IBM Pushes Performance Up, Energy Down With Power8
February 17, 2014 Timothy Prickett Morgan
The IEEE hosted its International Solid-State Circuits Conference last week in San Francisco, which is generally loaded with coming out parties for all kinds of server processors. IBM‘s top techies from the Power Systems division were on hand to show off some more of the feeds and speeds of the forthcoming Power8 chips, expected sometime around the middle of this year.

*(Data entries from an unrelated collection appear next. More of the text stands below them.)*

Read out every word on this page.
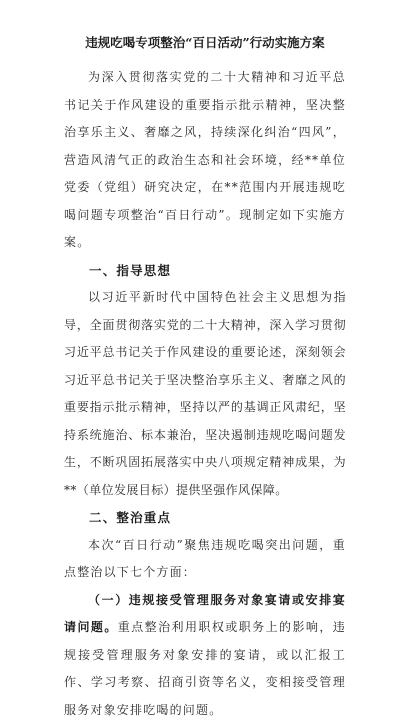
违规吃喝专项整治“百日活动”行动实施方案

为深入贯彻落实党的二十大精神和习近平总书记关于作风建设的重要指示批示精神，坚决整治享乐主义、奢靡之风，持续深化纠治“四风”，营造风清气正的政治生态和社会环境，经**单位党委（党组）研究决定，在**范围内开展违规吃喝问题专项整治“百日行动”。现制定如下实施方案。

一、指导思想

以习近平新时代中国特色社会主义思想为指导，全面贯彻落实党的二十大精神，深入学习贯彻习近平总书记关于作风建设的重要论述，深刻领会习近平总书记关于坚决整治享乐主义、奢靡之风的重要指示批示精神，坚持以严的基调正风肃纪，坚持系统施治、标本兼治，坚决遏制违规吃喝问题发生，不断巩固拓展落实中央八项规定精神成果，为**（单位发展目标）提供坚强作风保障。

二、整治重点

本次“百日行动”聚焦违规吃喝突出问题，重点整治以下七个方面：

（一）违规接受管理服务对象宴请或安排宴请问题。重点整治利用职权或职务上的影响，违规接受管理服务对象安排的宴请，或以汇报工作、学习考察、招商引资等名义，变相接受管理服务对象安排吃喝的问题。
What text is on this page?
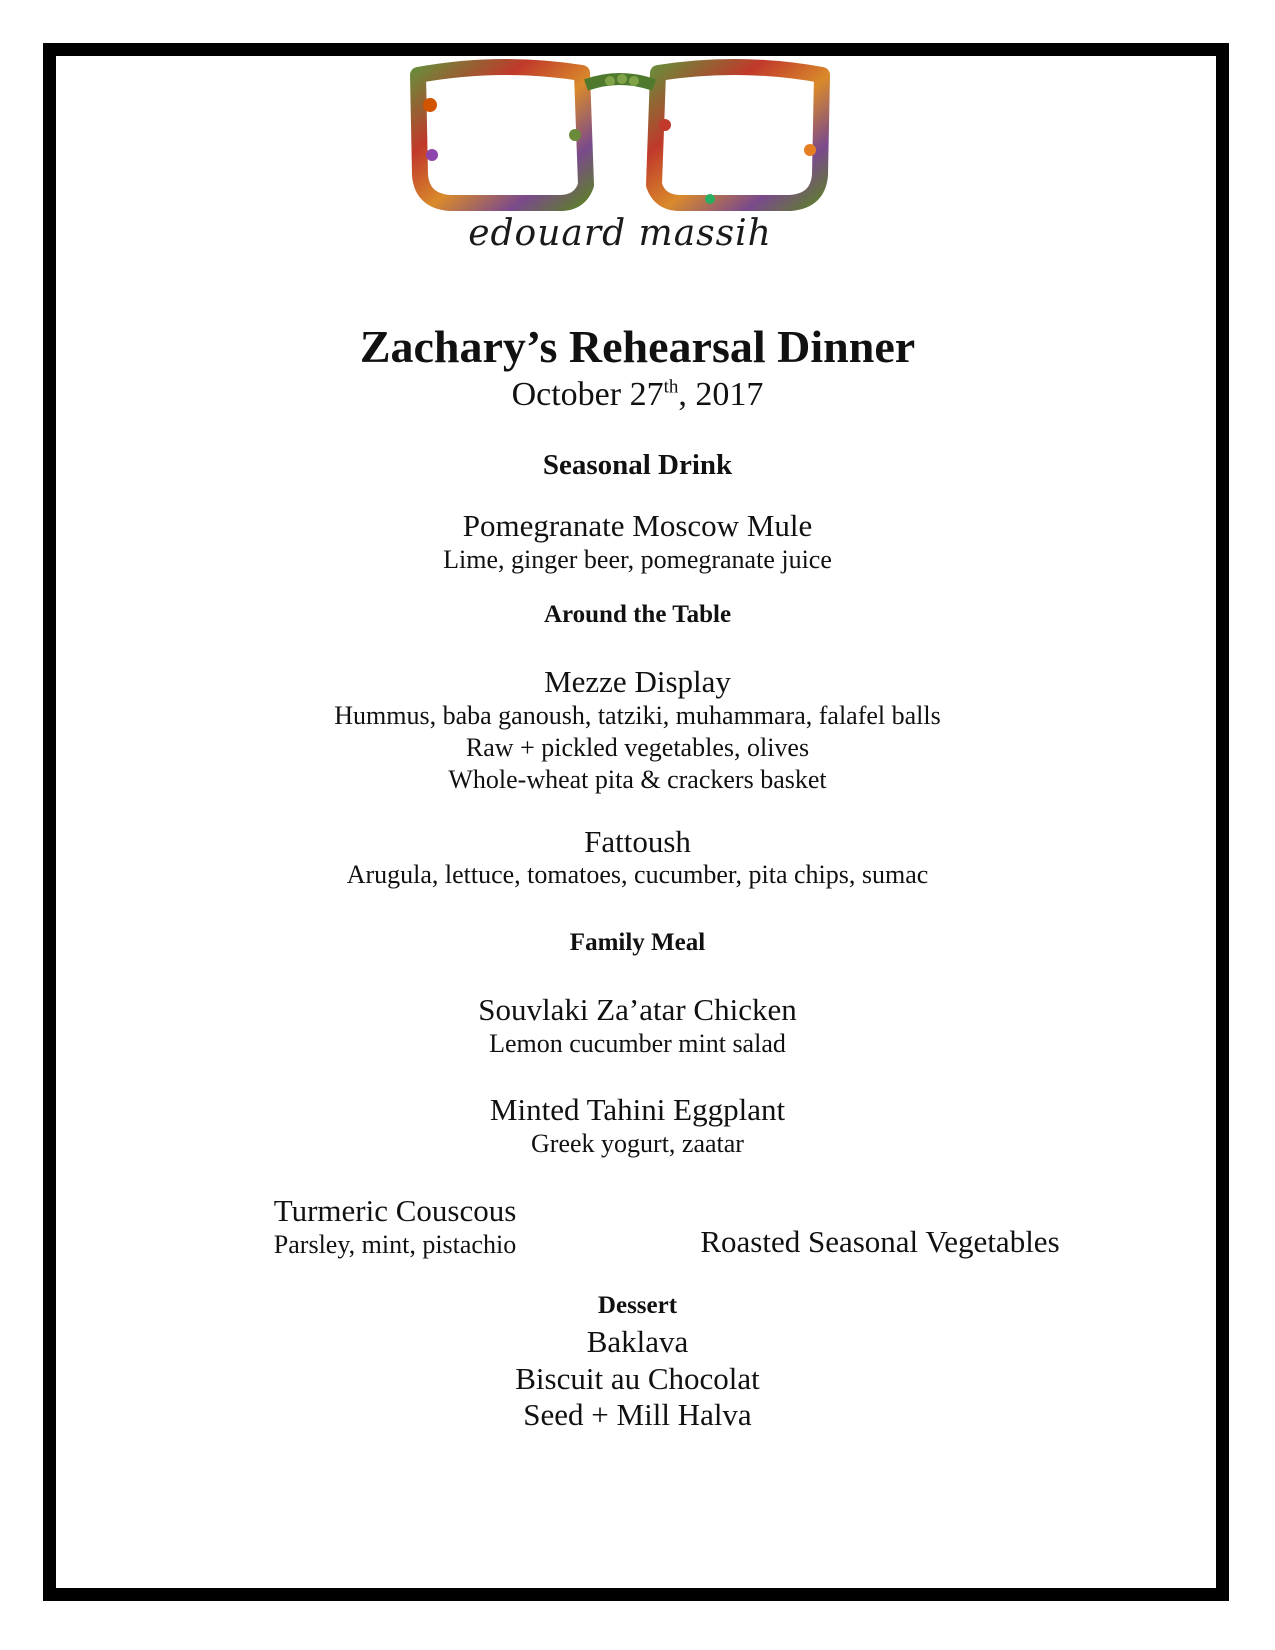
edouard massih
Zachary’s Rehearsal Dinner
October 27th, 2017
Seasonal Drink
Pomegranate Moscow Mule
Lime, ginger beer, pomegranate juice
Around the Table
Mezze Display
Hummus, baba ganoush, tatziki, muhammara, falafel balls
Raw + pickled vegetables, olives
Whole-wheat pita & crackers basket
Fattoush
Arugula, lettuce, tomatoes, cucumber, pita chips, sumac
Family Meal
Souvlaki Za’atar Chicken
Lemon cucumber mint salad
Minted Tahini Eggplant
Greek yogurt, zaatar
Turmeric Couscous
Parsley, mint, pistachio	Roasted Seasonal Vegetables
Dessert
Baklava
Biscuit au Chocolat
Seed + Mill Halva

Many of the feeds and speeds of the Power8 chip were divulged last year at the Hot Chips conference at Stanford University, which The Four Hundred reported on at the time. Some more details of the Power8 chip were revealed at ISSCC last week, which we will now give to you.
First, a recap. The Power8 chip is implemented in IBM’s 22 nanometer chip fabrication process, which is combined with its silicon-on-insulator and copper wire add-ons to increase the power efficiency of the transistors on the circuit. The Power8 chip has 12 cores, which we knew, and IBM now says that the die has 4.2 billion transistors across its cores and 96 MB of on-chip eDRAM L3 cache. By comparison, the Power7 chip, implemented in 45 nanometer copper/SOI processors, had 1.2 million transistors and only 32 MB of eDRAM L3 cache. IBM may be a process node or so behind Intel, which has had 22 nanometer processes in production since last year and which is getting ready to ship 14 nanometer server chips later this year, but Big Blue’s chip techies and chip making plant in East Fishkill, New York, is doing better than GlobalFoundries or Taiwan Semiconductor Manufacturing Corp are doing. Moore’s Law is still working in East Fishkill, even if IBM can’t afford to keep up with Intel anymore because it has lost a lot of the merchant silicon business to ARM upstarts, Intel, and others.

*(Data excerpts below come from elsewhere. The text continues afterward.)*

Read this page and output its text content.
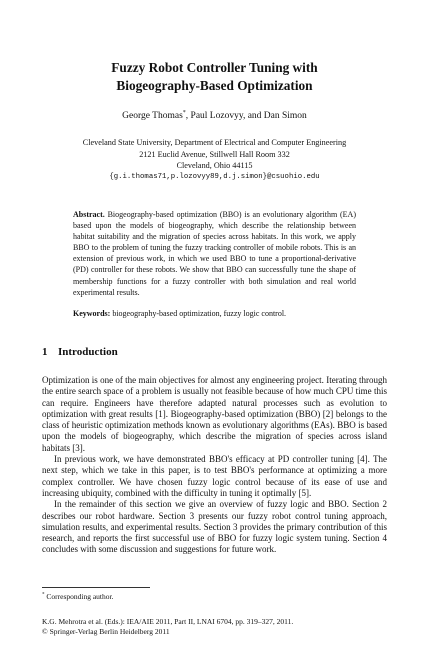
Fuzzy Robot Controller Tuning with
Biogeography-Based Optimization
George Thomas*, Paul Lozovyy, and Dan Simon
Cleveland State University, Department of Electrical and Computer Engineering
2121 Euclid Avenue, Stillwell Hall Room 332
Cleveland, Ohio 44115
{g.i.thomas71,p.lozovyy89,d.j.simon}@csuohio.edu

Abstract. Biogeography-based optimization (BBO) is an evolutionary algorithm (EA) based upon the models of biogeography, which describe the relationship between habitat suitability and the migration of species across habitats. In this work, we apply BBO to the problem of tuning the fuzzy tracking controller of mobile robots. This is an extension of previous work, in which we used BBO to tune a proportional-derivative (PD) controller for these robots. We show that BBO can successfully tune the shape of membership functions for a fuzzy controller with both simulation and real world experimental results.

Keywords: biogeography-based optimization, fuzzy logic control.

1 Introduction

Optimization is one of the main objectives for almost any engineering project. Iterating through the entire search space of a problem is usually not feasible because of how much CPU time this can require. Engineers have therefore adapted natural processes such as evolution to optimization with great results [1]. Biogeography-based optimization (BBO) [2] belongs to the class of heuristic optimization methods known as evolutionary algorithms (EAs). BBO is based upon the models of biogeography, which describe the migration of species across island habitats [3].

In previous work, we have demonstrated BBO's efficacy at PD controller tuning [4]. The next step, which we take in this paper, is to test BBO's performance at optimizing a more complex controller. We have chosen fuzzy logic control because of its ease of use and increasing ubiquity, combined with the difficulty in tuning it optimally [5].

In the remainder of this section we give an overview of fuzzy logic and BBO. Section 2 describes our robot hardware. Section 3 presents our fuzzy robot control tuning approach, simulation results, and experimental results. Section 3 provides the primary contribution of this research, and reports the first successful use of BBO for fuzzy logic system tuning. Section 4 concludes with some discussion and suggestions for future work.

* Corresponding author.
K.G. Mehrotra et al. (Eds.): IEA/AIE 2011, Part II, LNAI 6704, pp. 319–327, 2011.
© Springer-Verlag Berlin Heidelberg 2011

Modern processors do not have pins as we old folks know them, but rather little copper pads that provide the link between the processor package and the chip socket. The Power8 chip has a stunning 15,823 pins, with 5,982 of them used for powering various parts of the die, 7,742 of them for ground, and 2,099 of them for signals. Each Power8 core has 32 KB of instruction L1 cache and 64 KB of L1 data cache plus a 512 KB SRAM L2 cache; the L3 cache is spread around the cores and comes to 96 MB in total. The die has a DDR4 main memory controller that supports transactional memory and various coprocessors for memory compression (still not supported by IBM i but working for AIX), virtual memory management. The memory interface on the Power8 die runs 50 percent faster than that of the Power7+ chip, but uses 50 percent less power; it can drive up to 72 memory lanes running at 9.6 Gb/sec, and the socket-to-socket interface runs at 4.8 Gb/sec–which is 50 percent faster than Power7+ again. There’s some logic to this, with the Power8 chip, at 12 cores, having 50 percent more cores than the Power7+ chip.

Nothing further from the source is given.